Di samping itu, pameran "Welcome to Jerusalem" juga menggambarkan hidupnya tiga agama secara harmonis -- Yahudi, Kristen dan Islam -- yang disertai teks dalam bahasa Jerman, Inggris dan Arab.
Tidak mengherankan jika Yahudi menjadi fokus utama pameran tersebut. Sedangkan untuk Perang Salib, menurut Cilly Kugelmann, tidak mungkin ada pameran yang sempurna, seperti dokumen sejarah Perang Salib yang meiliki peran vital untuk menggambarkan intoleransi selama era kegelapan kala itu.
Menyaksikan Banyak Pembantaian
Setelah penaklukan Yerusalem selama Perang Salib Pertama tahun 1099, seorang sejarawan Kristen menuliskan kesaksiannya saat melihat darah mengalir di jalanan: "Orang-orang Yahudi dikebumikan di sebuah rumah ibadat untuk dibunuh dengan pedang, sementara puluhan ribu Muslim dibantai secara brutal.

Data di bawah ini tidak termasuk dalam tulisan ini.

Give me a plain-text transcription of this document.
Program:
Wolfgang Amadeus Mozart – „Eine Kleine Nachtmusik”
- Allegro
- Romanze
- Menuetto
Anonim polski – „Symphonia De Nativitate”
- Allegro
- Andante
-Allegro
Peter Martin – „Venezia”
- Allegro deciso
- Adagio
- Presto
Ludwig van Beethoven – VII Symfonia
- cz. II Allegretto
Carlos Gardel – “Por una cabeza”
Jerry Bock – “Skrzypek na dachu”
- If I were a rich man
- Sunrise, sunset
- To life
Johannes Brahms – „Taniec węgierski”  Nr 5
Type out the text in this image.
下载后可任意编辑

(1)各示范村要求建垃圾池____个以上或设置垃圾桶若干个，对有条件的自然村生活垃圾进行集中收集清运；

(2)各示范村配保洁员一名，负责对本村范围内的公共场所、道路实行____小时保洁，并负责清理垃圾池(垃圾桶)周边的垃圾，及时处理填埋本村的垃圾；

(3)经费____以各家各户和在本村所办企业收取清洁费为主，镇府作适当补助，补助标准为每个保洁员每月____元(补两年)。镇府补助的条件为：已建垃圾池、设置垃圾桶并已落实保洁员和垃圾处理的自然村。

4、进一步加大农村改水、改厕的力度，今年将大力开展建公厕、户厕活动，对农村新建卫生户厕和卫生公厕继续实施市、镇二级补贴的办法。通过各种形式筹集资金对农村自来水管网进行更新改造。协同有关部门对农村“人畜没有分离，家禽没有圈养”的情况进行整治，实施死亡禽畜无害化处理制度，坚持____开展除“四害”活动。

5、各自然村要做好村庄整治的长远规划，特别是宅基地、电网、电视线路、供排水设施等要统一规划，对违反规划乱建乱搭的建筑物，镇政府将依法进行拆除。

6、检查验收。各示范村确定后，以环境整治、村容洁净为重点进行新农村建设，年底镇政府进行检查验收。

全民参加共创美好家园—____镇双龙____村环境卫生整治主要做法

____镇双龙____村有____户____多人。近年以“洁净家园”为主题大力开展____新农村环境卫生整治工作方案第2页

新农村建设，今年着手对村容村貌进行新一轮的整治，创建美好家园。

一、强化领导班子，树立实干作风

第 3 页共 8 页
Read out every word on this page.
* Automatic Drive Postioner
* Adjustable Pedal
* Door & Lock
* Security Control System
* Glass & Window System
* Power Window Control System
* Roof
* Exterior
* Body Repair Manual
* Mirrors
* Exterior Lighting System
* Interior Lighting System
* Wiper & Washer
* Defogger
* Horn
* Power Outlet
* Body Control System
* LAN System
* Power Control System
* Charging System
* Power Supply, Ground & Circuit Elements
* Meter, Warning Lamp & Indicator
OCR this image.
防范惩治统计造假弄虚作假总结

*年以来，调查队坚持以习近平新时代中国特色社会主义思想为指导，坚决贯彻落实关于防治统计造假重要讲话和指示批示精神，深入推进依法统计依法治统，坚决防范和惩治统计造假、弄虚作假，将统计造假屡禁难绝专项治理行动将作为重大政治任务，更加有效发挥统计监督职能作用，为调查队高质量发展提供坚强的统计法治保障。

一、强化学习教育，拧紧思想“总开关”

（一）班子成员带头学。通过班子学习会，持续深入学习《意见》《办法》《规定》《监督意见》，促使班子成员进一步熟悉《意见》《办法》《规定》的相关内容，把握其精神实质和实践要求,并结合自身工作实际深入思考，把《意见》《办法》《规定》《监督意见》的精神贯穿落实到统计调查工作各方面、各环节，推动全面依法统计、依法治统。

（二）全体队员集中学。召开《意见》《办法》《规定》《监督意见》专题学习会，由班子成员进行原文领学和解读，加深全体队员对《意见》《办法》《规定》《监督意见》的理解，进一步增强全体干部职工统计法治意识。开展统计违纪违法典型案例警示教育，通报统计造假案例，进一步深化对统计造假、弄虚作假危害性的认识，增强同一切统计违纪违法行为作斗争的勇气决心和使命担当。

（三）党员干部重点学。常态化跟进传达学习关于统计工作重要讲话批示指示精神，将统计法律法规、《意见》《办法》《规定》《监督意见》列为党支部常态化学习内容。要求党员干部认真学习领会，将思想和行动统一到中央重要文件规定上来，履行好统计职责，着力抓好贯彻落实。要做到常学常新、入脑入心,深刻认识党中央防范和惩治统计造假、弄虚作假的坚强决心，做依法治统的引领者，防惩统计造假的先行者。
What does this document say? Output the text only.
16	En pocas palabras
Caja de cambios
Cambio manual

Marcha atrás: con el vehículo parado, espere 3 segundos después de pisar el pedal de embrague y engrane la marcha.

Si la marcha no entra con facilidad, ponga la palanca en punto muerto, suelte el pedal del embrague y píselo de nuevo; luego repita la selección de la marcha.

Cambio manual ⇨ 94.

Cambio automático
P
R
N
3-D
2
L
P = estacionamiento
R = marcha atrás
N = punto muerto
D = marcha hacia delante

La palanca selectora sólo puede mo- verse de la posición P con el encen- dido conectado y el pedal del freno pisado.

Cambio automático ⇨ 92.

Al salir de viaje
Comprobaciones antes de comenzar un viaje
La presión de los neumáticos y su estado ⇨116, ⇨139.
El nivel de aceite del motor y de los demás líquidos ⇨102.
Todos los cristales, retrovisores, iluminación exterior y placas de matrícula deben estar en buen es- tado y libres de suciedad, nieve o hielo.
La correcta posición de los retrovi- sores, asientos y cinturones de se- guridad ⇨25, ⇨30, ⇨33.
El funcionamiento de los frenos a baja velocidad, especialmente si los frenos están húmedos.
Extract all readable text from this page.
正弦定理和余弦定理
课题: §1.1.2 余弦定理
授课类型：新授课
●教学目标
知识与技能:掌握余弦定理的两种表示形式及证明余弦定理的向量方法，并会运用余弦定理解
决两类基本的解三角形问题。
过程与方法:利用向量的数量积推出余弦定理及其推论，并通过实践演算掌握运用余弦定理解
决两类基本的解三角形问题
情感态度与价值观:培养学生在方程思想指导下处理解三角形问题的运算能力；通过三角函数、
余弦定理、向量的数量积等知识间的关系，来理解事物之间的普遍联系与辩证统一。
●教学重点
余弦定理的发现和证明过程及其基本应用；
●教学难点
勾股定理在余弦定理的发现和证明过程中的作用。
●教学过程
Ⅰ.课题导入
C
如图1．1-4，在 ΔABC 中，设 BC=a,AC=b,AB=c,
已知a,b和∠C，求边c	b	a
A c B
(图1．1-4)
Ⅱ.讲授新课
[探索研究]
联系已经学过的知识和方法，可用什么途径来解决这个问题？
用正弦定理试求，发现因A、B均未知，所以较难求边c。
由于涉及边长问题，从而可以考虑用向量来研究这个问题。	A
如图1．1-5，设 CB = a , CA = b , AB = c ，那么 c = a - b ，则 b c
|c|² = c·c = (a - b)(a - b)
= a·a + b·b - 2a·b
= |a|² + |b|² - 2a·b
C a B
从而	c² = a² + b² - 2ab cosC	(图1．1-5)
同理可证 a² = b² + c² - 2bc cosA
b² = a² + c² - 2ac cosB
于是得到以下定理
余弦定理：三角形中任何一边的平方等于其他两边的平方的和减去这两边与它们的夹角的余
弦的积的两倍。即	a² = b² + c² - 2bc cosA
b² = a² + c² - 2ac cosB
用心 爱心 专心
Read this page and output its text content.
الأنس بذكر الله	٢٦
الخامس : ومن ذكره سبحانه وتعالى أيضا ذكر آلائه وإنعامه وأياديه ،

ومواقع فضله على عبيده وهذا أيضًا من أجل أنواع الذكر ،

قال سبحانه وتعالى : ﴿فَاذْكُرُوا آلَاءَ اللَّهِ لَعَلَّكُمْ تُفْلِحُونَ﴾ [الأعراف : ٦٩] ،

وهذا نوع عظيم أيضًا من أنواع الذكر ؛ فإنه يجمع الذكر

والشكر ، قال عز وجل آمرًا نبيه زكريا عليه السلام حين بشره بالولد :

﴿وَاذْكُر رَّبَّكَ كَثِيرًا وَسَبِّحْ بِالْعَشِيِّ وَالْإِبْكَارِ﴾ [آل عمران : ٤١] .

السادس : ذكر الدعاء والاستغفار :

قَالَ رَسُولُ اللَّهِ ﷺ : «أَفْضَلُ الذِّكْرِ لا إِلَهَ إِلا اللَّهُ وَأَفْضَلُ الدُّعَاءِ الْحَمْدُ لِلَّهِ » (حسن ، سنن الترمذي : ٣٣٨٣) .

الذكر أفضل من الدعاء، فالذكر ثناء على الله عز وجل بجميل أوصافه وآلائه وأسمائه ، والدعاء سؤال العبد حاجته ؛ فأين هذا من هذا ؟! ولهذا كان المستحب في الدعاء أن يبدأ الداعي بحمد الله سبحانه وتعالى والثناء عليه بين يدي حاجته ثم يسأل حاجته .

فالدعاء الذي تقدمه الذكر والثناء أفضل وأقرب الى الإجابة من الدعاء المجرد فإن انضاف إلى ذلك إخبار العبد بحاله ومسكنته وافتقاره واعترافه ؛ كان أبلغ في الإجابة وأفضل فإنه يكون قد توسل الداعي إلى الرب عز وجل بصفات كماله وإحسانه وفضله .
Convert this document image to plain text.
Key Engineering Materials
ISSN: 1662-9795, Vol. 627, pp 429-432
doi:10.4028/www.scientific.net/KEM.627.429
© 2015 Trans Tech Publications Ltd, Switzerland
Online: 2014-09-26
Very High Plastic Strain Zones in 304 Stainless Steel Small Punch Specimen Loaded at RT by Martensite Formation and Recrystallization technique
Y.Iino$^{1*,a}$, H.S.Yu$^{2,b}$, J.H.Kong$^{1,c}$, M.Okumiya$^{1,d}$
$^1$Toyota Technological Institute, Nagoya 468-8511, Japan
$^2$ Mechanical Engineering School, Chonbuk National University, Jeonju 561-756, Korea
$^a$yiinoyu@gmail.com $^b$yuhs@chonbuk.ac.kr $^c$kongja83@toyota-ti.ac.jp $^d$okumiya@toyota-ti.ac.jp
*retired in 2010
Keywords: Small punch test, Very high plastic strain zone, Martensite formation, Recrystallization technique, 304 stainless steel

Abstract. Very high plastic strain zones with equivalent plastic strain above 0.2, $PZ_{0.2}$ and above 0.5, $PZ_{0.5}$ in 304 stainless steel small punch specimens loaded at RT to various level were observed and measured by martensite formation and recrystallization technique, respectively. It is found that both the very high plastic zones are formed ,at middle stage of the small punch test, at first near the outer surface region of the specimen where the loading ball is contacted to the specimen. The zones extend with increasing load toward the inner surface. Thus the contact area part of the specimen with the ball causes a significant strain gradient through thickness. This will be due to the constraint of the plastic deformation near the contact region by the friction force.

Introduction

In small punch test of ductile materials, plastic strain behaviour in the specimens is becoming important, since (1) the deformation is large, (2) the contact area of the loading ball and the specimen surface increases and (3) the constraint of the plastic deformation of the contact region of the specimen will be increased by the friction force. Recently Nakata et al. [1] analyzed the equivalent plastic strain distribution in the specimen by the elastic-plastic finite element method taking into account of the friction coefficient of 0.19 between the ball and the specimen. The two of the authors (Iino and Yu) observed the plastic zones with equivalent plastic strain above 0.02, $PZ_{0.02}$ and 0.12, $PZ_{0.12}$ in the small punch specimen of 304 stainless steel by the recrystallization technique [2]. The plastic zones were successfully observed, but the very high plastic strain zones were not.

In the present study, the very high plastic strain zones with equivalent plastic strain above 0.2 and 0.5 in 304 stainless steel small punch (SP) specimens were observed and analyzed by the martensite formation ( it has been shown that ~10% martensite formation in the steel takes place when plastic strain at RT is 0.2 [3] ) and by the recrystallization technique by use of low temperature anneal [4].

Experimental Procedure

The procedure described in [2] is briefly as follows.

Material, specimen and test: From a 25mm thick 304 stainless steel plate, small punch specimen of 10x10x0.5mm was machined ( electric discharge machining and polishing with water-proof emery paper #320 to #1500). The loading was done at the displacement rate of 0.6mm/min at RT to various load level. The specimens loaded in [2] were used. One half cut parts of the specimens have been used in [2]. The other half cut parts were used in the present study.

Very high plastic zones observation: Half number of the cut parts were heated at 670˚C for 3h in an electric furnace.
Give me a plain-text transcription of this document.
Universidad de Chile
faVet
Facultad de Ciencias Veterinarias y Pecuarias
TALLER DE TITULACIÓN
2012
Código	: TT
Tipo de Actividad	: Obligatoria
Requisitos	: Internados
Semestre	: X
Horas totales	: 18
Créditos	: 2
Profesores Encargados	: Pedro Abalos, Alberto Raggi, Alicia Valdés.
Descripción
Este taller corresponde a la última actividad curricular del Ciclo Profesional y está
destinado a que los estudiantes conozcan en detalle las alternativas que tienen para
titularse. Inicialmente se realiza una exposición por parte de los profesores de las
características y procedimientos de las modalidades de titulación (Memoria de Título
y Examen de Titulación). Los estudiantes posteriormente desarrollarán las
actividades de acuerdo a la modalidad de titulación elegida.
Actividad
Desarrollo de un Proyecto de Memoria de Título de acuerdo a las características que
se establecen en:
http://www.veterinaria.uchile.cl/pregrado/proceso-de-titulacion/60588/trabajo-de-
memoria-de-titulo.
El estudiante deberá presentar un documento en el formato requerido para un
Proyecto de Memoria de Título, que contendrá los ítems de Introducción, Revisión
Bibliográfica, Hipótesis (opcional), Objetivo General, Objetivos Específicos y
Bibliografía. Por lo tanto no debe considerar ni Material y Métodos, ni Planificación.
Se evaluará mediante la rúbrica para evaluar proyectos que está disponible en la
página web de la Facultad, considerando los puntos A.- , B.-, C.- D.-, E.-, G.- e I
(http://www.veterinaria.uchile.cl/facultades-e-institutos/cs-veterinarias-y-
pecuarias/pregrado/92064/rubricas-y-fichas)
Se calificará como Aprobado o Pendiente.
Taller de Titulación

Potongan kepala, tangan dan kaki berceceran. Sungguh, ini adalah cobaan yang berat, mengisi tempat itu dengan darah orang-orang yang tak berdosa. Ketika mereka tak dapat menemukan lebih banyak orang untuk dibunuh, tentara salib pindah ke Gereja Makam Kudus sembari berdendang nyanyian rohani mereka. Mereka merayakan Paskah, tepat, di sebelah makam Kristus. "
Kugelman mengatakan, berdialog dengan beragam kelompok masyarakat dirasa sulit dilakukan. Ketika panitia penyelenggara "Welcome to Jerusalem" meminta orang-orang Palestina untuk menyumbangkan dokumen dalam pameran itu, mereka menolaknya, mentah-mentah.
"Orang-orang Palestina bersikeras punya versi sejarah mereka sendiri, mereka menolak untuk berpartisipasi dalam pameran ini, dimana ada campur tangan orang-orang Yahudi di dalamnya," ungkap Kugelmann yang juga menjabat sebagai direktur program Jewish Museum dari tahun 2002 sampai Maret 2017.
Â
Advertisement
Sumbangan Seniman Palestina Mona Hatoum
Ada beberapa pengecualian dari keterangan di atas. Artis berdarah Palestina Mona Hatoum -- yang terkenal karena kritik kerasnya terhadap pendudukan Israel -- nyatanya mau menyumbang karya dalam pameran itu.
Karya berjudul "Present Tense" tersebut, katanya, menggambarkan kehidupan baru Palestina.
Dia menuangkan ide karyanya itu pada sebuah mosaik yang terdiri dari potongan-potongan sabun berbentuk persegi. Sabun yang dipakainya dibuat di Nablus, kota yang menjadi bagian dari identitas budaya Palestina.
Akibat serangan Israel dan perambahan di pusat bersejarah Nablus, produksi sabun tradisional berhenti.